O leilão da Usina Hidrelétrica Jirau (ocorrido em 19-5-2008) foi denunciado pelo
Movimento dos Atingidos por Barragens (MAB) como mais um episódio da entrega do
patrimônio nacional aos interesses das grandes empresas, tal como aconteceu no processo de
privatização das estatais brasileiras, com um agravante: além do investimento público na
construção, possibilita o saqueio dos recursos naturais da Amazônia através da criação de
hidrovias para o transporte da madeira (muitas vezes ilegal) e de minérios, além de criar um
corredor para o escoamento da soja que vem sendo produzida na região amazônica. Se não
bastasse, a construção de Jirau abre definitivamente a fronteira amazônica para a construção
de grandes empreendimentos energéticos, seja para a construção de novas usinas hidrelétricas,
ou para a plantação de cana-de-açúcar e produção do etanol, agravando a destruição da
floresta.
O MAB denunciou o custo total das obras previstas para o Complexo Madeira (R$ 43
bilhões), equivalente a R$ 113 mil para cada habitante da capital do estado de Rondônia
(Porto Velho ocupa o 1498° lugar no ranking nacional do Índice de Desenvolvimento
Humano - IDH-M 2000).
A partir de setembro de 2008, com o início das obras da hidrelétrica de Santo
Antônio, os ribeirinhos que viviam na margem esquerda do rio começaram a ser expulsos de
suas casas de maneira desrespeitosa. O MAB denunciou as indenizações injustas e a forte
pressão psicológica a que estão submetidos estes ribeirinhos. Em dezembro de 2008 as
empresas foram multadas pelo Ibama (Instituto Brasileiro do Meio Ambiente e dos Recursos
Naturais Renováveis) em R$ 7,7 milhões pela morte de 11 toneladas de peixe, em
conseqüência das obras.
Em 2009, após o início da construção das obras, o MAB realizou uma séria de
assembléias com a população atingida para denunciar a violação de direitos humanos. Nos
42
dias 21 e 22-01-09, na capital Porto Velho (RO), cerca de 700 atingidos por barragens e
militantes de movimentos sociais se reunirão em assembléia com o objetivo de buscar
soluções para os problemas causados pelas barragens do Rio Madeira.

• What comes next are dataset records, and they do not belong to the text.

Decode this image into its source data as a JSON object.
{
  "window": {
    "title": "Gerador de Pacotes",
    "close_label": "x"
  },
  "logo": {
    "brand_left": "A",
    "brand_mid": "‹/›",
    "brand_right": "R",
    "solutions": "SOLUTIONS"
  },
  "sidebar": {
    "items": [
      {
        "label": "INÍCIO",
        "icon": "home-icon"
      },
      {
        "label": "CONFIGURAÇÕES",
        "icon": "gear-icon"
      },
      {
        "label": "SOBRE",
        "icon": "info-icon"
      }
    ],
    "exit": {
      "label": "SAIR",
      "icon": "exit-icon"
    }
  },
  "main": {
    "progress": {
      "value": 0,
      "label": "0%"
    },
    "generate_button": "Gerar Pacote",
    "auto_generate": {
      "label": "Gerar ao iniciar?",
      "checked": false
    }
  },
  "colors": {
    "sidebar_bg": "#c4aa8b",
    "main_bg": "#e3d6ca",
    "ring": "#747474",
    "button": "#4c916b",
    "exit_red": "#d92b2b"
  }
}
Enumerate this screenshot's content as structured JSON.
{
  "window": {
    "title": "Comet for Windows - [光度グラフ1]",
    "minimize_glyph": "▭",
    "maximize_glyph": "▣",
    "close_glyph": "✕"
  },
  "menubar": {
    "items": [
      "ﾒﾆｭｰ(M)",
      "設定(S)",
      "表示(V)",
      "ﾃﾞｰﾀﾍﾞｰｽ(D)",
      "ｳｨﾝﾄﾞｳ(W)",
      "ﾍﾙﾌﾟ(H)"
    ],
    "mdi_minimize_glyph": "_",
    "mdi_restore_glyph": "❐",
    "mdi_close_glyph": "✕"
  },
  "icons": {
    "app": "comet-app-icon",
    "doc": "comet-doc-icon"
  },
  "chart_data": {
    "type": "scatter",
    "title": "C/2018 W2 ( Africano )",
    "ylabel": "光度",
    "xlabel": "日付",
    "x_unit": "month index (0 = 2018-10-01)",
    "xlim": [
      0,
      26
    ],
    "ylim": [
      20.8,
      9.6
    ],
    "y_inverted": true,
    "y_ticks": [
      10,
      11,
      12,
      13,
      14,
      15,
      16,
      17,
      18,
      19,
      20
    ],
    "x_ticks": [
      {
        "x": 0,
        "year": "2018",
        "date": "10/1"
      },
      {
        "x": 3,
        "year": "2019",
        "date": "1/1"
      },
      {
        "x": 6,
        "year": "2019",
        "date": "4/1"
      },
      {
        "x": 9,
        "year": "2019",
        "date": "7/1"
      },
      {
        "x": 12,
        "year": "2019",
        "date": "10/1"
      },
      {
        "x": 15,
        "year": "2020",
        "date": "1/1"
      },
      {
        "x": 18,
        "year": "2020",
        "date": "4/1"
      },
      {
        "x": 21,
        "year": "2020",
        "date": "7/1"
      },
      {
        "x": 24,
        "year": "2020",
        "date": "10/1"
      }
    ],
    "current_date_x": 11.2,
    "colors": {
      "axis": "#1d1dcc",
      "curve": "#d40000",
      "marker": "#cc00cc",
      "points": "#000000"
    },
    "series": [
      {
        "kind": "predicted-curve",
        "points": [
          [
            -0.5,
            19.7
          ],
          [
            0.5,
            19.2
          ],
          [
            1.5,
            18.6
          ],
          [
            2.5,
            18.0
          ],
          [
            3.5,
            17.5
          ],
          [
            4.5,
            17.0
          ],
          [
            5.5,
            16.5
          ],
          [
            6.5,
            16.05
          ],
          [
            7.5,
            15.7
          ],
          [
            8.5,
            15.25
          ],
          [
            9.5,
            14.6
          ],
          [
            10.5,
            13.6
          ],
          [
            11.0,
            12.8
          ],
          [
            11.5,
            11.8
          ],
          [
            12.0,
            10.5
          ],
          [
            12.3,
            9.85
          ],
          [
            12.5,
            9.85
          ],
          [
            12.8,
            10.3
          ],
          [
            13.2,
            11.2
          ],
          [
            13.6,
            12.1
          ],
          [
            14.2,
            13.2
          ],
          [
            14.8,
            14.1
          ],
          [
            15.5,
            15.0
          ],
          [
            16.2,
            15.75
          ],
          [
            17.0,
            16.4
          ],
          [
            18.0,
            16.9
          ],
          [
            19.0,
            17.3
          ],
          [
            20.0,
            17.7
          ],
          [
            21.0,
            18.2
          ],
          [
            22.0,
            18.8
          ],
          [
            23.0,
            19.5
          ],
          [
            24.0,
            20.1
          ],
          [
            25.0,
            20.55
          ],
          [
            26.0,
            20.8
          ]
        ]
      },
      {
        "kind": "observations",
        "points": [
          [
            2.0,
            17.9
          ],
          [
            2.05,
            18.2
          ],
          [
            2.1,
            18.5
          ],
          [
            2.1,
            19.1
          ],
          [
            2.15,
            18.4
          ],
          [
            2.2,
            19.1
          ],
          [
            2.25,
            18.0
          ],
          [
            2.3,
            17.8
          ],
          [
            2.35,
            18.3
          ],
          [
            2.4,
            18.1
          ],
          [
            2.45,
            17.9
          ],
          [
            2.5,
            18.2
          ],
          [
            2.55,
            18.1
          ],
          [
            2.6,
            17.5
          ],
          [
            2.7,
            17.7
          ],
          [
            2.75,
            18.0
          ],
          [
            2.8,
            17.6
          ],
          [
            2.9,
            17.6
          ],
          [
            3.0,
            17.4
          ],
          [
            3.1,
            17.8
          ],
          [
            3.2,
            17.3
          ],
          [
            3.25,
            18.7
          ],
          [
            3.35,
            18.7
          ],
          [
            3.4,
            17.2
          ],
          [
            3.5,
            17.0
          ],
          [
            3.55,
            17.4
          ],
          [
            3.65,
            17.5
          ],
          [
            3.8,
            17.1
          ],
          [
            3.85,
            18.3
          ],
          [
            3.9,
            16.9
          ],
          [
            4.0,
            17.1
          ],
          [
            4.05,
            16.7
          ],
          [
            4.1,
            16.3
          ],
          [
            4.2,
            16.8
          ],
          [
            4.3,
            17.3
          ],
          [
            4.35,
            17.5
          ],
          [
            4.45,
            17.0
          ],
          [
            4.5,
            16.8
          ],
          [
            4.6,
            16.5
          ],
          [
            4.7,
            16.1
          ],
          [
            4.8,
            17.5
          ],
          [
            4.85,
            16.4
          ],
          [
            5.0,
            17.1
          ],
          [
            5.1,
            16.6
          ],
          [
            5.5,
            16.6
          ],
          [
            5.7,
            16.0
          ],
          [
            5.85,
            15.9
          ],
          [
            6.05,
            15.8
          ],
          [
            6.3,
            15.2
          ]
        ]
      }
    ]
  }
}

Às vésperas do Dia Internacional de Luta Contra as Barragens (março de 2009), a
segunda assembléia do Movimento dos Atingidos por Barragens, que acontecia em Porto
Velho, foi reprimida pela Polícia. Os atingidos/as se dirigiram ao Incra (Instituto Nacional de
Colonização e Reforma Agrária), em uma manifestação pacífica, animada por cantos em
defesa dos direitos dos povos atingidos e por mensagens como “barragens para quê e para
quem?” e “água e energia não são mercadorias”.
Mulheres e homens de várias idades percorreram 5 km para chegar ao Incra e
ocuparam as instalações da instituição pública reivindicando seus direitos. Acompanhava a
manifestação dos ribeirinhos um grupo de representantes da Bolívia, país que também será
atingido pela construção das barragens no Rio Madeira.
A polícia federal reprimiu o protesto. Doze policiais federais fortemente armados
com metralhadoras e gases lacrimogêneos entraram no recinto para prender seis bolivianos
que se encontravam no café do Incra. Eles foram escoltados até a Polícia Federal, para serem
deportados. Está atitude não desanimou os manifestantes que, apesar do atropelo, concluíram
o ato pacificamente.
Esta experiência é uma mostra da luta sem fronteiras pelos direitos dos mais
desprotegidos, neste caso os atingidos por um mega projeto financiado pelo agronegócio e
pelas transnacionais. Também se revela a relação direta entre a luta sem fronteiras pelos
direitos humanos e a repressão sem fronteiras. Os interesses que são defendidos pelo
capitalismo são os mesmos em todo lugar e têm as mesmas expressões repressivas. A luta dos
povos atingidos continuam frente a contínua violação dos direitos humanos, em todas as suas
formas.
No mês de agosto de 2009 o MAB-RO organizou um acampamento com mais de 500
famílias ribeirinhas, nas cercanias do canteiro de obras de Santo Antonio. No dia 11, por volta
das 20 horas, um pelotão da Polícia Militar cruzou seus veículos no meio da pista em frente às
barracas dos acampados e desceram com armamento pesado em punho, cerca de 30 policiais.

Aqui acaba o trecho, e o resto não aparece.